The funding helped students financially so they wouldn't feel compelled to go into medical specialties with higher salaries in order to pay down their school debt. The hope was that they instead choose to go into areas of greater need but lower pay, like primary care and pediatrics. While these students' chosen fields aren't known yet, close to 70% of graduates choose to work in primary care or another critical area of need, such as emergency medicine or pediatrics. Most also serve in underserved communities in both rural and urban areas.

Overall, the average year-over-year giving to the school has increased sixfold from the 2015 fiscal year to the 2023 fiscal year - from about $8 million to about $50 million a year.

Garnesha Ezediaro leads Bloomberg Philanthropies' Greenwood Initiative, which is part of a push by the foundation to address historic underinvestment in Black communities.

Ezediaro praised Montgomery Rice's persistence and leadership, which she said helped attract the largest donation ever for the nation's four historically Black medical schools. Bloomberg Philanthropies' $600 million gift announced in August bolstered the endowments of Morehouse School of Medicine, Howard University College of Medicine in Washington, D.C., Meharry Medical College in Nashville and Charles R. Drew University of Medicine & Science in South Los Angeles.

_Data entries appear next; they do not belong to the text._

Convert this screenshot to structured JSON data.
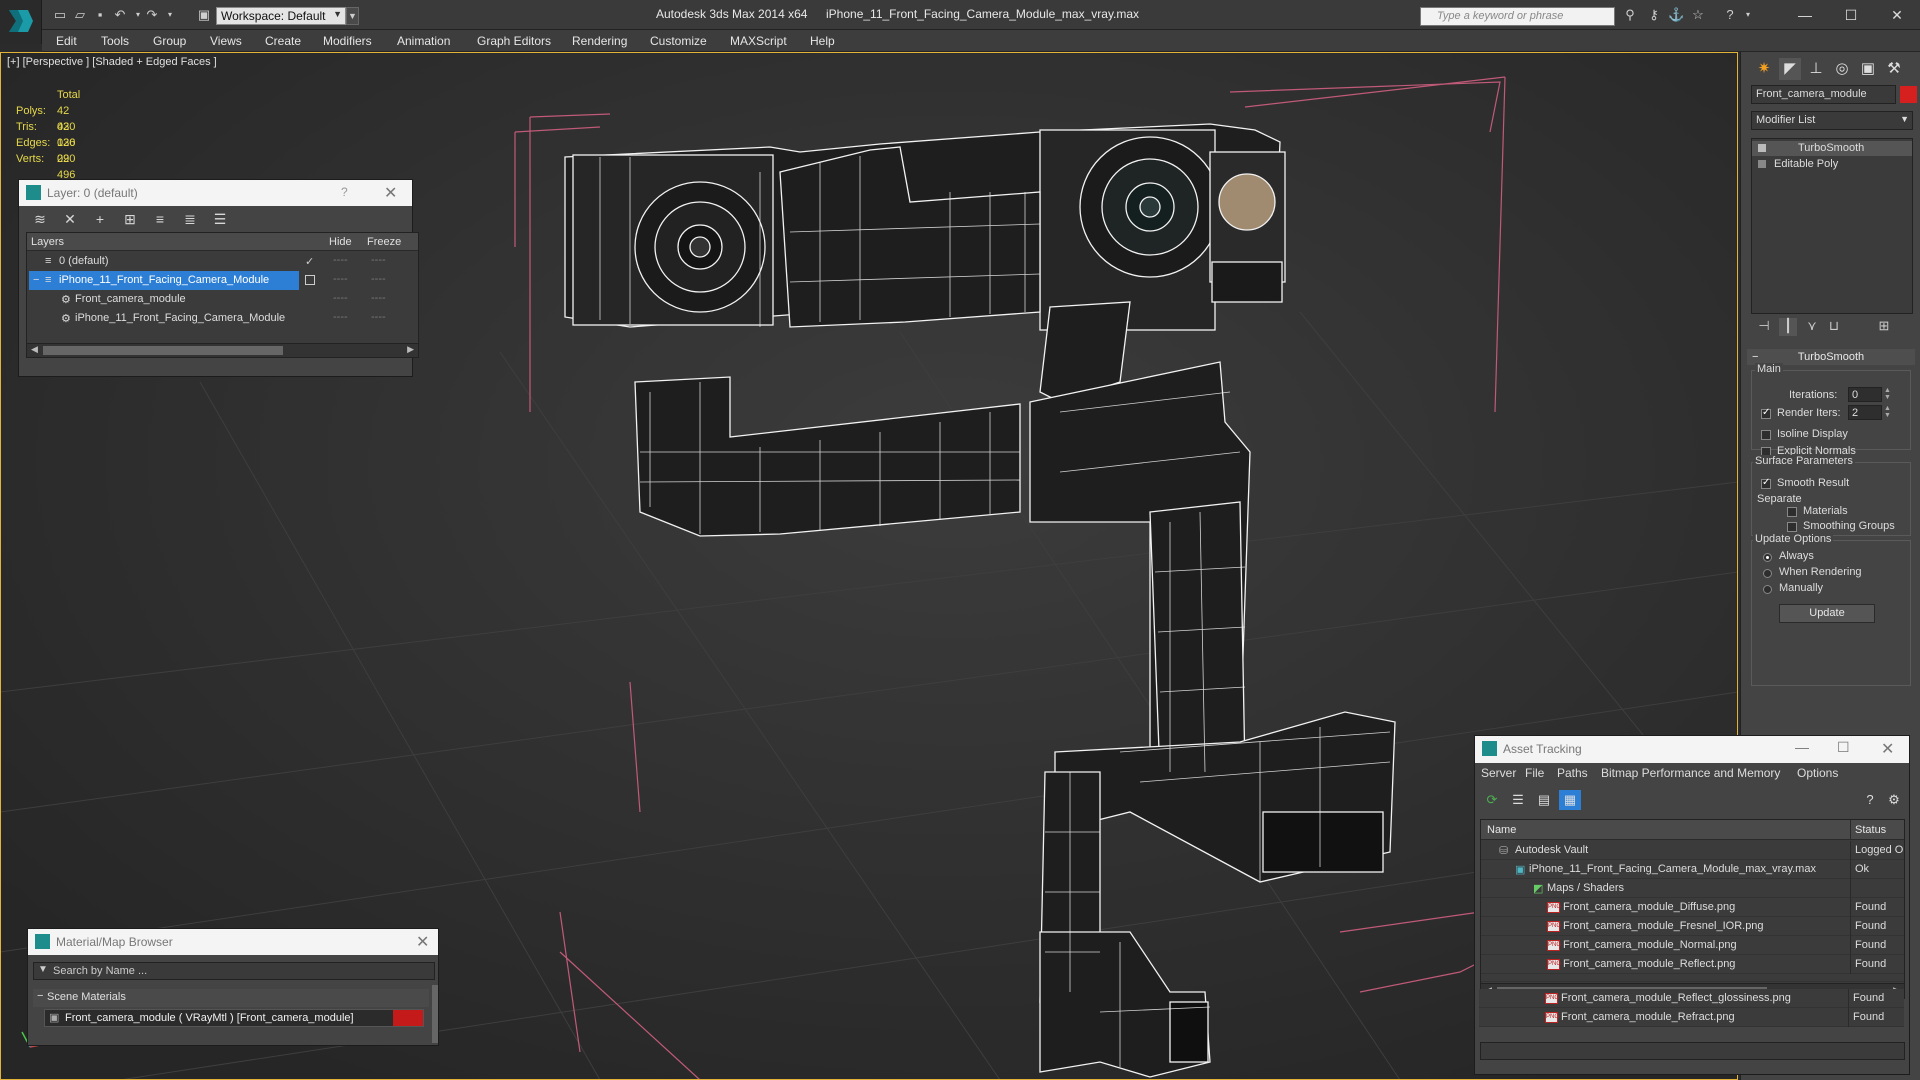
{
  "titlebar": {
    "workspace_value": "Workspace: Default",
    "app_title": "Autodesk 3ds Max  2014 x64",
    "file_title": "iPhone_11_Front_Facing_Camera_Module_max_vray.max",
    "search_placeholder": "Type a keyword or phrase"
  },
  "menu": [
    "Edit",
    "Tools",
    "Group",
    "Views",
    "Create",
    "Modifiers",
    "Animation",
    "Graph Editors",
    "Rendering",
    "Customize",
    "MAXScript",
    "Help"
  ],
  "viewport": {
    "label": "[+] [Perspective ] [Shaded + Edged Faces ]",
    "stats": {
      "total_label": "Total",
      "rows": [
        {
          "k": "Polys:",
          "v": "42 030"
        },
        {
          "k": "Tris:",
          "v": "42 030"
        },
        {
          "k": "Edges:",
          "v": "126 090"
        },
        {
          "k": "Verts:",
          "v": "22 496"
        }
      ]
    }
  },
  "layer_window": {
    "title": "Layer: 0 (default)",
    "help": "?",
    "columns": {
      "layers": "Layers",
      "hide": "Hide",
      "freeze": "Freeze"
    },
    "rows": [
      {
        "name": "0 (default)"
      },
      {
        "name": "iPhone_11_Front_Facing_Camera_Module"
      },
      {
        "name": "Front_camera_module"
      },
      {
        "name": "iPhone_11_Front_Facing_Camera_Module"
      }
    ],
    "dash": "----"
  },
  "material_browser": {
    "title": "Material/Map Browser",
    "search_placeholder": "Search by Name ...",
    "section": "Scene Materials",
    "item": "Front_camera_module  ( VRayMtl ) [Front_camera_module]"
  },
  "command_panel": {
    "object_name": "Front_camera_module",
    "modifier_list": "Modifier List",
    "stack": [
      "TurboSmooth",
      "Editable Poly"
    ],
    "rollout_title": "TurboSmooth",
    "main_group": "Main",
    "iterations_label": "Iterations:",
    "iterations_value": "0",
    "render_iters_label": "Render Iters:",
    "render_iters_value": "2",
    "isoline_label": "Isoline Display",
    "explicit_normals_label": "Explicit Normals",
    "surface_group": "Surface Parameters",
    "smooth_result_label": "Smooth Result",
    "separate_label": "Separate",
    "materials_label": "Materials",
    "smoothing_groups_label": "Smoothing Groups",
    "update_group": "Update Options",
    "always_label": "Always",
    "when_rendering_label": "When Rendering",
    "manually_label": "Manually",
    "update_button": "Update"
  },
  "asset_tracking": {
    "title": "Asset Tracking",
    "menu": [
      "Server",
      "File",
      "Paths",
      "Bitmap Performance and Memory",
      "Options"
    ],
    "columns": {
      "name": "Name",
      "status": "Status"
    },
    "rows": [
      {
        "name": "Autodesk Vault",
        "status": "Logged O"
      },
      {
        "name": "iPhone_11_Front_Facing_Camera_Module_max_vray.max",
        "status": "Ok"
      },
      {
        "name": "Maps / Shaders",
        "status": ""
      },
      {
        "name": "Front_camera_module_Diffuse.png",
        "status": "Found"
      },
      {
        "name": "Front_camera_module_Fresnel_IOR.png",
        "status": "Found"
      },
      {
        "name": "Front_camera_module_Normal.png",
        "status": "Found"
      },
      {
        "name": "Front_camera_module_Reflect.png",
        "status": "Found"
      },
      {
        "name": "Front_camera_module_Reflect_glossiness.png",
        "status": "Found"
      },
      {
        "name": "Front_camera_module_Refract.png",
        "status": "Found"
      }
    ]
  },
  "colors": {
    "selection": "#2d7fd6",
    "stats_text": "#e6d84a",
    "object_color": "#d62020"
  }
}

At Morehouse School of Medicine, the Bloomberg gift of $175 million will go toward student scholarships to help ease debt for aspiring doctors.

Increasing the diversity of the medical workforce is considered key to ending deeply entrenched racial disparities in health care.

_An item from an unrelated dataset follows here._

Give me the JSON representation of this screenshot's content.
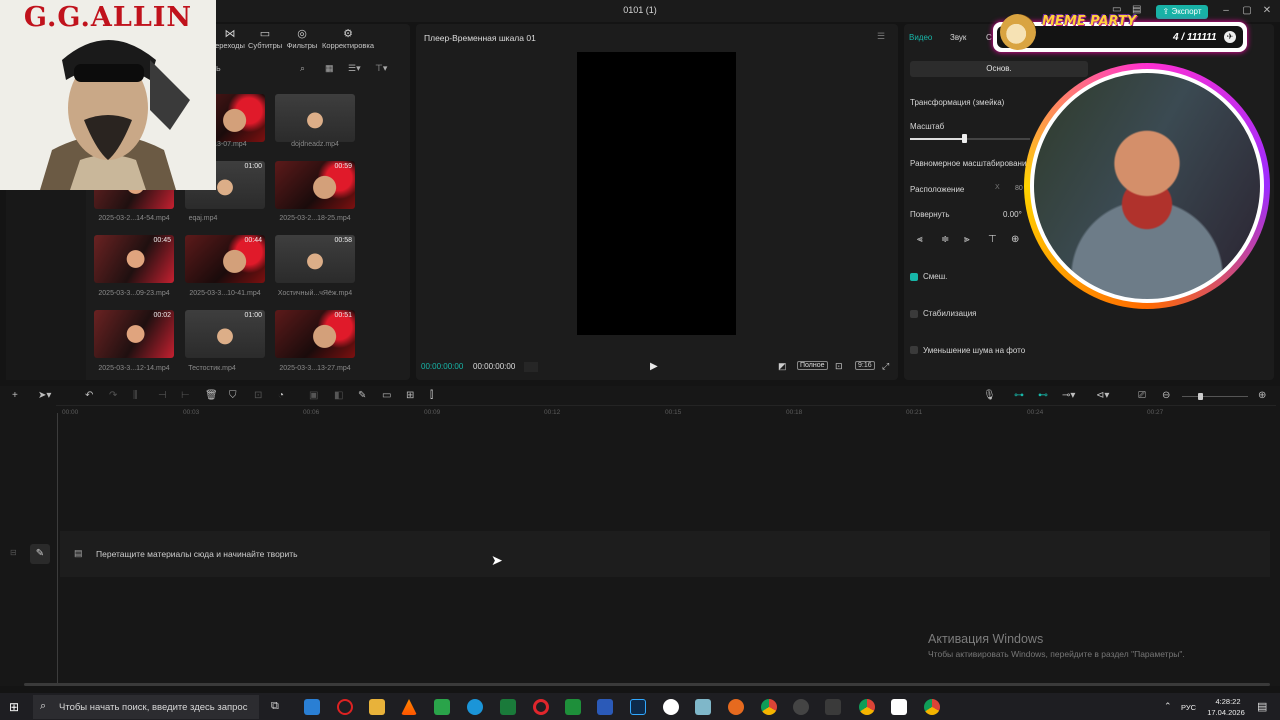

Montgomery Rice also stresses health disparities exist beyond race and ethnicity.

"We have continued to be guided by our founding of being a historically Black medical school, but we have not allowed that to limit our possibilities of what we should and can be for the greater community," she said. "And we feel that when we diversify the healthcare workforce, it actually benefits of all of us. You see improved health outcomes for all people and a narrowing of the gap based on race."

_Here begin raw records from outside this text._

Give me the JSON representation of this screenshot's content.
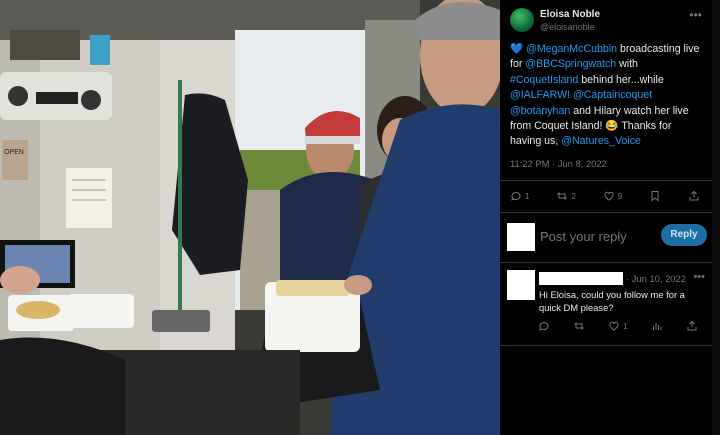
{
  "post": {
    "author_name": "Eloisa Noble",
    "author_handle": "@eloisanoble",
    "more_icon": "•••",
    "heart_icon": "💙",
    "text_parts": [
      {
        "t": " ",
        "link": false
      },
      {
        "t": "@MeganMcCubbin",
        "link": true
      },
      {
        "t": " broadcasting live for ",
        "link": false
      },
      {
        "t": "@BBCSpringwatch",
        "link": true
      },
      {
        "t": " with ",
        "link": false
      },
      {
        "t": "#CoquetIsland",
        "link": true
      },
      {
        "t": " behind her...while ",
        "link": false
      },
      {
        "t": "@IALFARW!",
        "link": true
      },
      {
        "t": " ",
        "link": false
      },
      {
        "t": "@Captaincoquet",
        "link": true
      },
      {
        "t": " ",
        "link": false
      },
      {
        "t": "@botanyhan",
        "link": true
      },
      {
        "t": " and Hilary watch her live from Coquet Island! 😂 Thanks for having us, ",
        "link": false
      },
      {
        "t": "@Natures_Voice",
        "link": true
      }
    ],
    "timestamp": "11:22 PM · Jun 8, 2022",
    "actions": {
      "reply_count": "1",
      "retweet_count": "2",
      "like_count": "9"
    }
  },
  "reply_composer": {
    "placeholder": "Post your reply",
    "button_label": "Reply"
  },
  "comment": {
    "date": "· Jun 10, 2022",
    "more_icon": "•••",
    "text": "Hi Eloisa, could you follow me for a quick DM please?",
    "actions": {
      "like_count": "1"
    }
  },
  "photo": {
    "sign_text": "OPEN",
    "icons": [
      "reply-icon",
      "retweet-icon",
      "like-icon",
      "bookmark-icon",
      "share-icon",
      "views-icon"
    ]
  }
}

Jeromey Beaman, a former high school teacher, is now a third-year medical student at Morehouse School of Medicine. His experience seeing a lack of equity in care in his Atlanta community drew him to the school. He is considering becoming a pediatrician, in part because of a family member with a delayed autism diagnosis.

"I look at all my patients and think about how I would want my mom, my grandmother, my cousin, my little brother and how I would want them to be treated," he said.